Sterline Civil et Jean Ronald Joseph, deux faces d’un même système de corruption
Jean Ronald Joseph : le règne du silence comptable et des pratiques douteuses
Durant ses années à la tête du FNE, Jean Ronald Joseph a su cultiver l’art du flou. Aucune reddition de comptes claire, aucun audit public n’a été présenté à la population, malgré des centaines de millions de gourdes collectés chaque année. « Aucun audit comptable n’a été publié depuis 2017 ». À cette opacité s’ajoutent des privilèges choquants : un salaire de 650 000 gourdes par mois, confirmé par l’intéressé lui-même, dans un pays où un instituteur peine à toucher 15 000 gourdes. Les critiques parlent d’un « scandale salarial » qui illustre la logique d’une institution détournée pour enrichir ses dirigeants. Ainsi, de « gros » salaires injustifiés auraient été payés spécifiquement au « clan » de Jean Ronald au sein du FNE.
Maitre Caleb Jean-Baptiste, a aussi accusé l’ex directeur général d’enrichissement illicite, détournement de biens publics, perception de pots-de-vin, abus d’influence et association de malfaiteurs. Le 15 mai 2024, Jean Ronald Joseph a été auditionné dans le cadre de la disparition de données informatiques sensibles du FNE. Là encore, aucune suite judiciaire claire. Comme souvent, les enquêtes ouvertes dans le pays s’achèvent dans l’impunité.
Sterline Civil : rupture promise, continuité assurée
Nommée à la tête du FNE en 2024, Sterline Civil se présentait comme la championne de la transparence. Elle promettait audits, assainissement, publication de son patrimoine. Mais très vite, les dénonciations ont fusé. Le RNDDH, par la voix de Pierre Espérance, a dénoncé une direction « sous tutelle familiale ». Selon l’organisation, ce n’est pas Civil mais son mari, Corvington Jean, qui imposait ses décisions. « Le FNE est contrôlé par un clan mafieux où Sterline Civil joue le rôle de pantin », accuse le RNDDH. À cette mainmise familiale s’ajoutent des nominations arbitraires, un climat d’intimidation parmi les employés, et une politisation croissante de l’institution.

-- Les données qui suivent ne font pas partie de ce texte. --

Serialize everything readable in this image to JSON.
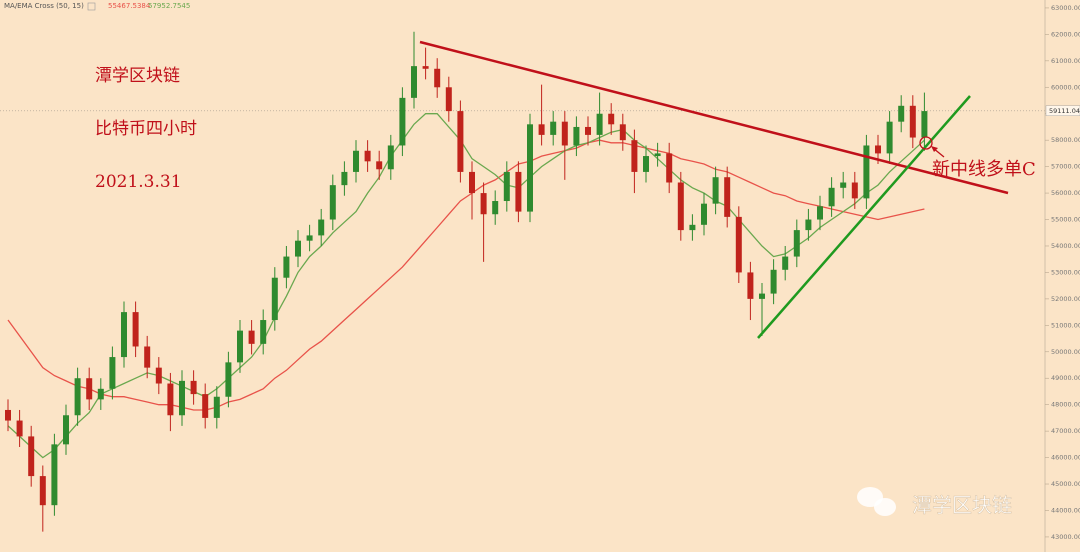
{
  "chart_data": {
    "type": "candlestick",
    "indicator": {
      "label": "MA/EMA Cross (50, 15)",
      "lines": [
        {
          "color": "#e8534a",
          "last": 55467.5384,
          "values": [
            51200,
            50600,
            50000,
            49400,
            49100,
            48900,
            48700,
            48600,
            48400,
            48300,
            48300,
            48200,
            48100,
            48000,
            48000,
            47900,
            47800,
            47800,
            47900,
            48100,
            48200,
            48400,
            48600,
            49000,
            49300,
            49700,
            50100,
            50400,
            50800,
            51200,
            51600,
            52000,
            52400,
            52800,
            53200,
            53700,
            54200,
            54700,
            55200,
            55700,
            56000,
            56300,
            56500,
            56800,
            57100,
            57200,
            57400,
            57500,
            57600,
            57700,
            57900,
            58000,
            57900,
            57900,
            57800,
            57700,
            57600,
            57500,
            57300,
            57200,
            57100,
            56900,
            56800,
            56600,
            56400,
            56200,
            56000,
            55900,
            55700,
            55600,
            55500,
            55400,
            55300,
            55200,
            55100,
            55000,
            55100,
            55200,
            55300,
            55400
          ]
        },
        {
          "color": "#6aa84f",
          "last": 57952.7545,
          "values": [
            47200,
            46800,
            46400,
            46000,
            46300,
            46800,
            47300,
            47700,
            48400,
            48600,
            48800,
            49000,
            49200,
            49100,
            48900,
            48700,
            48500,
            48300,
            48600,
            49000,
            49400,
            49800,
            50400,
            51300,
            52100,
            53000,
            53600,
            54000,
            54500,
            54900,
            55300,
            56000,
            56600,
            57400,
            58000,
            58600,
            59000,
            59000,
            58500,
            58000,
            57300,
            57000,
            56700,
            56300,
            56200,
            56600,
            57000,
            57300,
            57600,
            57800,
            57900,
            58100,
            58300,
            58400,
            58000,
            57700,
            57300,
            56900,
            56500,
            56200,
            56000,
            55700,
            55500,
            55000,
            54500,
            54000,
            53600,
            53700,
            54000,
            54300,
            54700,
            55000,
            55300,
            55600,
            56000,
            56300,
            56800,
            57200,
            57600,
            58000
          ]
        }
      ]
    },
    "categories": [
      null,
      null,
      null,
      null,
      null,
      null,
      null,
      null,
      null,
      null,
      null,
      null,
      null,
      null,
      null,
      null,
      null,
      null,
      null,
      null,
      null,
      null,
      null,
      null,
      null,
      null,
      null,
      null,
      null,
      null,
      null,
      null,
      null,
      null,
      null,
      null,
      null,
      null,
      null,
      null,
      null,
      null,
      null,
      null,
      null,
      null,
      null,
      null,
      null,
      null,
      null,
      null,
      null,
      null,
      null,
      null,
      null,
      null,
      null,
      null,
      null,
      null,
      null,
      null,
      null,
      null,
      null,
      null,
      null,
      null,
      null,
      null,
      null,
      null,
      null,
      null,
      null,
      null,
      null,
      null
    ],
    "candles": {
      "up_color": "#2f8a2f",
      "down_color": "#c0231c",
      "open": [
        47800,
        47400,
        46800,
        45300,
        44200,
        46500,
        47600,
        49000,
        48200,
        48600,
        49800,
        51500,
        50200,
        49400,
        48800,
        47600,
        48900,
        48400,
        47500,
        48300,
        49600,
        50800,
        50300,
        51200,
        52800,
        53600,
        54200,
        54400,
        55000,
        56300,
        56800,
        57600,
        57200,
        56900,
        57800,
        59600,
        60800,
        60700,
        60000,
        59100,
        56800,
        56000,
        55200,
        55700,
        56800,
        55300,
        58600,
        58200,
        58700,
        57800,
        58500,
        58200,
        59000,
        58600,
        58000,
        56800,
        57400,
        57500,
        56400,
        54600,
        54800,
        55600,
        56600,
        55100,
        53000,
        52000,
        52200,
        53100,
        53600,
        54600,
        55000,
        55500,
        56200,
        56400,
        55800,
        57800,
        57500,
        58700,
        59300,
        58100
      ],
      "high": [
        48200,
        47800,
        47200,
        45700,
        46900,
        48000,
        49400,
        49400,
        49000,
        50200,
        51900,
        51900,
        50600,
        49800,
        49200,
        49300,
        49300,
        48800,
        48700,
        50000,
        51200,
        51200,
        51600,
        53200,
        54000,
        54600,
        54800,
        55400,
        56700,
        57200,
        58000,
        58000,
        57600,
        58200,
        60000,
        62100,
        61500,
        61100,
        60400,
        59500,
        57200,
        56400,
        56100,
        57200,
        57200,
        59000,
        60100,
        59100,
        59100,
        58900,
        58900,
        59800,
        59400,
        59000,
        58400,
        57800,
        57900,
        57900,
        56800,
        55200,
        56000,
        57000,
        57000,
        55500,
        53400,
        52600,
        53500,
        54000,
        55000,
        55400,
        55900,
        56600,
        56800,
        56800,
        58200,
        58200,
        59100,
        59700,
        59700,
        59800
      ],
      "low": [
        47000,
        46400,
        44900,
        43200,
        43800,
        46100,
        47200,
        47800,
        47800,
        48200,
        49400,
        49800,
        49000,
        48400,
        47000,
        47200,
        48000,
        47100,
        47100,
        47900,
        49200,
        49900,
        49900,
        50800,
        52400,
        53200,
        53800,
        54000,
        54600,
        55900,
        56400,
        56800,
        56500,
        56500,
        57400,
        59200,
        60300,
        59600,
        58700,
        56400,
        55000,
        53400,
        54800,
        55300,
        54900,
        54900,
        57800,
        57800,
        56500,
        57400,
        57800,
        57800,
        58200,
        57600,
        56000,
        56400,
        57000,
        56000,
        54200,
        54200,
        54400,
        55200,
        54700,
        52600,
        51200,
        50600,
        51800,
        52700,
        53200,
        54200,
        54600,
        55100,
        55800,
        55400,
        55400,
        57100,
        57100,
        58300,
        57700,
        57600
      ],
      "close": [
        47400,
        46800,
        45300,
        44200,
        46500,
        47600,
        49000,
        48200,
        48600,
        49800,
        51500,
        50200,
        49400,
        48800,
        47600,
        48900,
        48400,
        47500,
        48300,
        49600,
        50800,
        50300,
        51200,
        52800,
        53600,
        54200,
        54400,
        55000,
        56300,
        56800,
        57600,
        57200,
        56900,
        57800,
        59600,
        60800,
        60700,
        60000,
        59100,
        56800,
        56000,
        55200,
        55700,
        56800,
        55300,
        58600,
        58200,
        58700,
        57800,
        58500,
        58200,
        59000,
        58600,
        58000,
        56800,
        57400,
        57500,
        56400,
        54600,
        54800,
        55600,
        56600,
        55100,
        53000,
        52000,
        52200,
        53100,
        53600,
        54600,
        55000,
        55500,
        56200,
        56400,
        55800,
        57800,
        57500,
        58700,
        59300,
        58100,
        59100
      ]
    },
    "last_price": 59111.04,
    "ylim": [
      42430,
      63300
    ],
    "yticks": [
      {
        "value": 43000,
        "label": "43000.00"
      },
      {
        "value": 44000,
        "label": "44000.00"
      },
      {
        "value": 45000,
        "label": "45000.00"
      },
      {
        "value": 46000,
        "label": "46000.00"
      },
      {
        "value": 47000,
        "label": "47000.00"
      },
      {
        "value": 48000,
        "label": "48000.00"
      },
      {
        "value": 49000,
        "label": "49000.00"
      },
      {
        "value": 50000,
        "label": "50000.00"
      },
      {
        "value": 51000,
        "label": "51000.00"
      },
      {
        "value": 52000,
        "label": "52000.00"
      },
      {
        "value": 53000,
        "label": "53000.00"
      },
      {
        "value": 54000,
        "label": "54000.00"
      },
      {
        "value": 55000,
        "label": "55000.00"
      },
      {
        "value": 56000,
        "label": "56000.00"
      },
      {
        "value": 57000,
        "label": "57000.00"
      },
      {
        "value": 58000,
        "label": "58000.00"
      },
      {
        "value": 59000,
        "label": "59000.00"
      },
      {
        "value": 60000,
        "label": "60000.00"
      },
      {
        "value": 61000,
        "label": "61000.00"
      },
      {
        "value": 62000,
        "label": "62000.00"
      },
      {
        "value": 63000,
        "label": "63000.00"
      }
    ],
    "annotations": [
      "潭学区块链",
      "比特币四小时",
      "2021.3.31"
    ],
    "callout": "新中线多单C",
    "watermark": "潭学区块链"
  }
}
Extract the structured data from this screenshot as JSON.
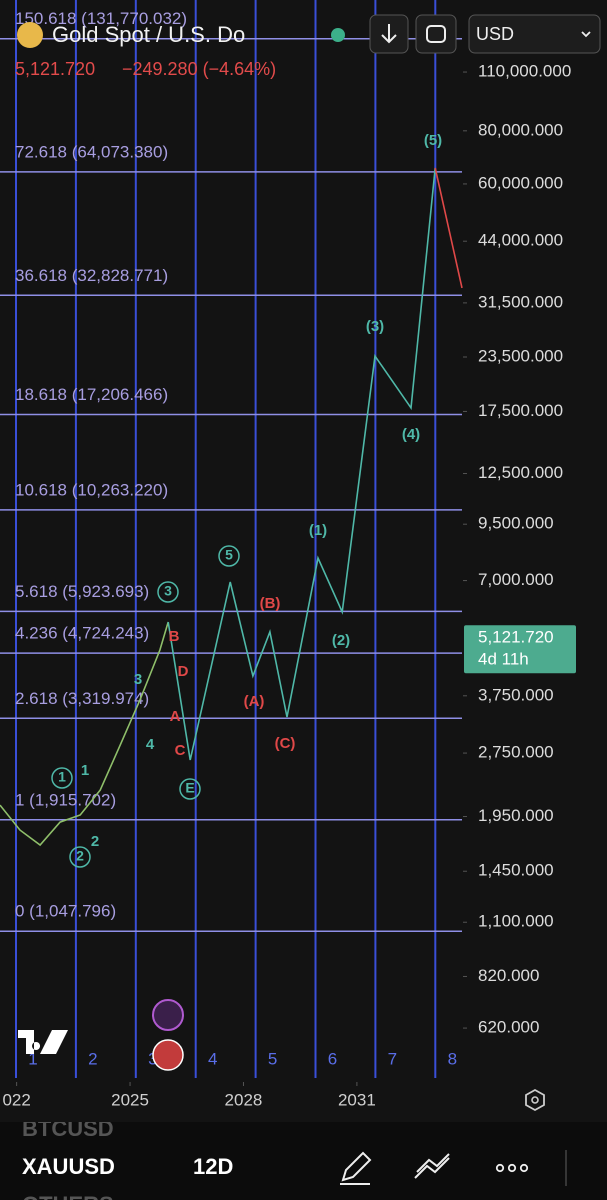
{
  "header": {
    "symbol": "Gold Spot / U.S. Do",
    "change": "−249.280 (−4.64%)",
    "currency": "USD"
  },
  "chart_data": {
    "type": "line",
    "log_scale": true,
    "xlim": [
      2021.56,
      2033.78
    ],
    "ylim": [
      468,
      162500
    ],
    "xticks": [
      {
        "value": 2022,
        "label": "022"
      },
      2025,
      2028,
      2031
    ],
    "yticks": [
      {
        "value": 110000,
        "label": "110,000.000"
      },
      {
        "value": 80000,
        "label": "80,000.000"
      },
      {
        "value": 60000,
        "label": "60,000.000"
      },
      {
        "value": 44000,
        "label": "44,000.000"
      },
      {
        "value": 31500,
        "label": "31,500.000"
      },
      {
        "value": 23500,
        "label": "23,500.000"
      },
      {
        "value": 17500,
        "label": "17,500.000"
      },
      {
        "value": 12500,
        "label": "12,500.000"
      },
      {
        "value": 9500,
        "label": "9,500.000"
      },
      {
        "value": 7000,
        "label": "7,000.000"
      },
      {
        "value": 3750,
        "label": "3,750.000"
      },
      {
        "value": 2750,
        "label": "2,750.000"
      },
      {
        "value": 1950,
        "label": "1,950.000"
      },
      {
        "value": 1450,
        "label": "1,450.000"
      },
      {
        "value": 1100,
        "label": "1,100.000"
      },
      {
        "value": 820,
        "label": "820.000"
      },
      {
        "value": 620,
        "label": "620.000"
      }
    ],
    "fib_levels": [
      {
        "value": 131770.032,
        "label": "150.618 (131,770.032)"
      },
      {
        "value": 64073.38,
        "label": "72.618 (64,073.380)"
      },
      {
        "value": 32828.771,
        "label": "36.618 (32,828.771)"
      },
      {
        "value": 17206.466,
        "label": "18.618 (17,206.466)"
      },
      {
        "value": 10263.22,
        "label": "10.618 (10,263.220)"
      },
      {
        "value": 5923.693,
        "label": "5.618 (5,923.693)"
      },
      {
        "value": 4724.243,
        "label": "4.236 (4,724.243)"
      },
      {
        "value": 3319.974,
        "label": "2.618 (3,319.974)"
      },
      {
        "value": 1915.702,
        "label": "1 (1,915.702)"
      },
      {
        "value": 1047.796,
        "label": "0 (1,047.796)"
      }
    ],
    "series": [
      {
        "color": "#8fbf6a",
        "x": [
          2021.56,
          2022.09,
          2022.62,
          2023.15,
          2023.68,
          2024.21,
          2024.74,
          2025.26,
          2025.79,
          2026.01
        ],
        "values": [
          2075,
          1812,
          1671,
          1892,
          1966,
          2250,
          2872,
          3664,
          4806,
          5594
        ]
      },
      {
        "color": "#4fb8a8",
        "x": [
          2026.01,
          2026.59,
          2027.65,
          2028.25,
          2028.7,
          2029.15,
          2029.97,
          2030.61,
          2031.48,
          2032.43,
          2033.07
        ],
        "values": [
          5594,
          2649,
          6947,
          4174,
          5300,
          3343,
          7912,
          5904,
          23630,
          17835,
          65450
        ]
      },
      {
        "color": "#e04848",
        "x": [
          2033.07,
          2033.78
        ],
        "values": [
          65450,
          34170
        ]
      }
    ],
    "last_price": {
      "value": 5121.72,
      "label": "5,121.720"
    },
    "countdown": "4d 11h",
    "last_price_color": "#4dab8f",
    "cycle_labels": [
      "1",
      "2",
      "3",
      "4",
      "5",
      "6",
      "7",
      "8"
    ],
    "wave_labels": [
      {
        "text": "1",
        "color": "#4fb8a8"
      },
      {
        "text": "1",
        "color": "#4fb8a8"
      },
      {
        "text": "2",
        "color": "#4fb8a8"
      },
      {
        "text": "2",
        "color": "#4fb8a8"
      },
      {
        "text": "3",
        "color": "#4fb8a8"
      },
      {
        "text": "4",
        "color": "#4fb8a8"
      },
      {
        "text": "3",
        "color": "#4fb8a8"
      },
      {
        "text": "5",
        "color": "#4fb8a8"
      },
      {
        "text": "E",
        "color": "#4fb8a8"
      },
      {
        "text": "(1)",
        "color": "#4fb8a8"
      },
      {
        "text": "(2)",
        "color": "#4fb8a8"
      },
      {
        "text": "(3)",
        "color": "#4fb8a8"
      },
      {
        "text": "(4)",
        "color": "#4fb8a8"
      },
      {
        "text": "(5)",
        "color": "#4fb8a8"
      },
      {
        "text": "B",
        "color": "#e04848"
      },
      {
        "text": "D",
        "color": "#e04848"
      },
      {
        "text": "A",
        "color": "#e04848"
      },
      {
        "text": "C",
        "color": "#e04848"
      },
      {
        "text": "(A)",
        "color": "#e04848"
      },
      {
        "text": "(B)",
        "color": "#e04848"
      },
      {
        "text": "(C)",
        "color": "#e04848"
      }
    ]
  },
  "toolbar": {
    "symbols": [
      "BTCUSD",
      "XAUUSD",
      "OTHERS"
    ],
    "interval": "12D"
  }
}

Les critiques dénoncent des « purges » administratives et le remplacement de cadres compétents par des proches du clan au pouvoir. En mars 2025, Civil elle-même reconnaissait un gouffre financier : 2,3 milliards de gourdes de dettes, des employés fantômes rémunérés, des contrats antidatés. Mais là encore, aucune publication d’audit officiel. Ses promesses de rupture se sont perdues dans les mêmes zones d’ombre que celles de son prédécesseur.
Un système verrouillé par une mafia politique
Qu’il s’agisse de Joseph ou de Civil, la logique est identique : le FNE est traité comme une caisse politique, non comme un outil d’éducation publique. Les directeurs sont nommés sur critères partisans, protégés par des parrains politiques, et exonérés de rendre des comptes.
La révocation de Sterline Civil en septembre 2025, qu’elle conteste devant la Cour Supérieure des Comptes, illustre ce verrouillage. Ce n’est pas la loi qui gouverne le FNE, mais le jeu d’influences : tantôt les réseaux liés au PHTK, tantôt ceux d’EDE et du CPT, toujours au détriment de la mission sociale de l’institution.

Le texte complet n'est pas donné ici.